The only evidence that the learned Sessions Court judge evaluated at the end of
the whole case was the evidence relating to the defence of alibi. With regard to
the elements to be proved by the prosecution, in particular, the evidence relating
to the identification of the accused, the evaluation done by him was only at the
end of the case for the prosecution to rule that a prima facie had been made out.
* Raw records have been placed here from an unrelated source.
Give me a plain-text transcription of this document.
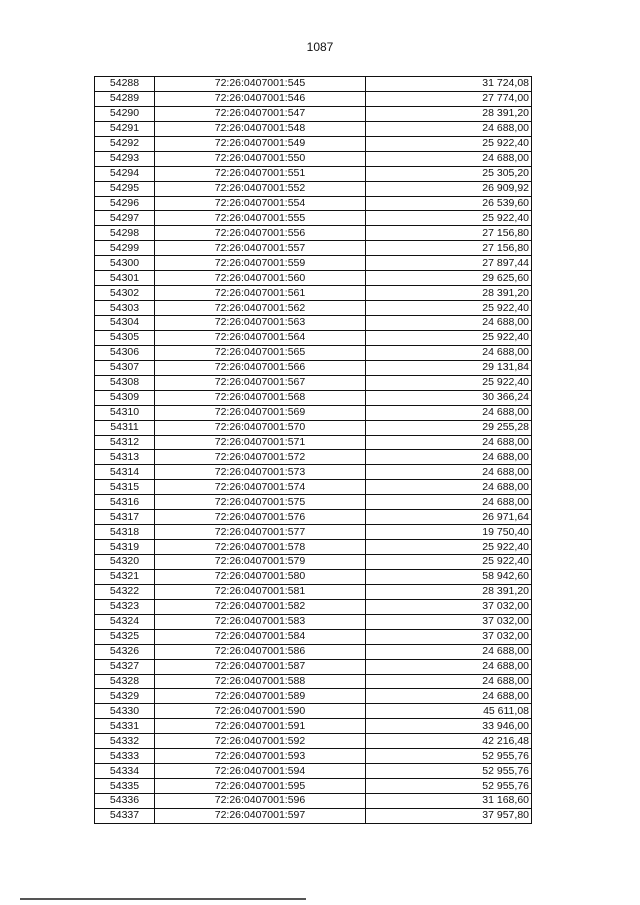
1087
54288	72:26:0407001:545	31 724,08
54289	72:26:0407001:546	27 774,00
54290	72:26:0407001:547	28 391,20
54291	72:26:0407001:548	24 688,00
54292	72:26:0407001:549	25 922,40
54293	72:26:0407001:550	24 688,00
54294	72:26:0407001:551	25 305,20
54295	72:26:0407001:552	26 909,92
54296	72:26:0407001:554	26 539,60
54297	72:26:0407001:555	25 922,40
54298	72:26:0407001:556	27 156,80
54299	72:26:0407001:557	27 156,80
54300	72:26:0407001:559	27 897,44
54301	72:26:0407001:560	29 625,60
54302	72:26:0407001:561	28 391,20
54303	72:26:0407001:562	25 922,40
54304	72:26:0407001:563	24 688,00
54305	72:26:0407001:564	25 922,40
54306	72:26:0407001:565	24 688,00
54307	72:26:0407001:566	29 131,84
54308	72:26:0407001:567	25 922,40
54309	72:26:0407001:568	30 366,24
54310	72:26:0407001:569	24 688,00
54311	72:26:0407001:570	29 255,28
54312	72:26:0407001:571	24 688,00
54313	72:26:0407001:572	24 688,00
54314	72:26:0407001:573	24 688,00
54315	72:26:0407001:574	24 688,00
54316	72:26:0407001:575	24 688,00
54317	72:26:0407001:576	26 971,64
54318	72:26:0407001:577	19 750,40
54319	72:26:0407001:578	25 922,40
54320	72:26:0407001:579	25 922,40
54321	72:26:0407001:580	58 942,60
54322	72:26:0407001:581	28 391,20
54323	72:26:0407001:582	37 032,00
54324	72:26:0407001:583	37 032,00
54325	72:26:0407001:584	37 032,00
54326	72:26:0407001:586	24 688,00
54327	72:26:0407001:587	24 688,00
54328	72:26:0407001:588	24 688,00
54329	72:26:0407001:589	24 688,00
54330	72:26:0407001:590	45 611,08
54331	72:26:0407001:591	33 946,00
54332	72:26:0407001:592	42 216,48
54333	72:26:0407001:593	52 955,76
54334	72:26:0407001:594	52 955,76
54335	72:26:0407001:595	52 955,76
54336	72:26:0407001:596	31 168,60
54337	72:26:0407001:597	37 957,80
He did not evaluate them at the end of the whole case in order to determine
whether they had been proved beyond reasonable doubt. His mere finding at the
end of the case for the defence that the prosecution has proved its case beyond
reasonable doubt is, in my opinion, insufficient to show that there has been an
evaluation on the accuracy and veracity of the evidence as required. He has
therefore failed to comply with the mandatory requirements of the Code with
regard to the burden of proof on the prosecution. This defect is not curable.
It is my view that the learned Sessions Court judge fell into this error by having
his grounds of judgment in three parts. Quite apart from contributing to the error
made by him it is also wrong in law to have grounds of judgment written in that
manner. All three parts of the judgment ought to have been combined to form
the grounds of judgment instead of leaving some parts in the notes of evidence.
An appellant is entitled to a signed copy of the grounds of decision in accordance
with s. 307(3) of the Code. This, to my mind, refers to the entire grounds and
not merely to a part. This is necessary to enable the appellant to file his petition
of appeal within the prescribed time. He would be unable to do so if certain
parts of the judgment are contained in the notes of evidence for which he had
not applied and, as a result, not supplied to him.
In the light of the views that I have expressed the conviction and sentence of the
accused cannot be sustained. Accordingly, I quash the conviction and sentence
imposed on him and order that he be acquitted and discharged.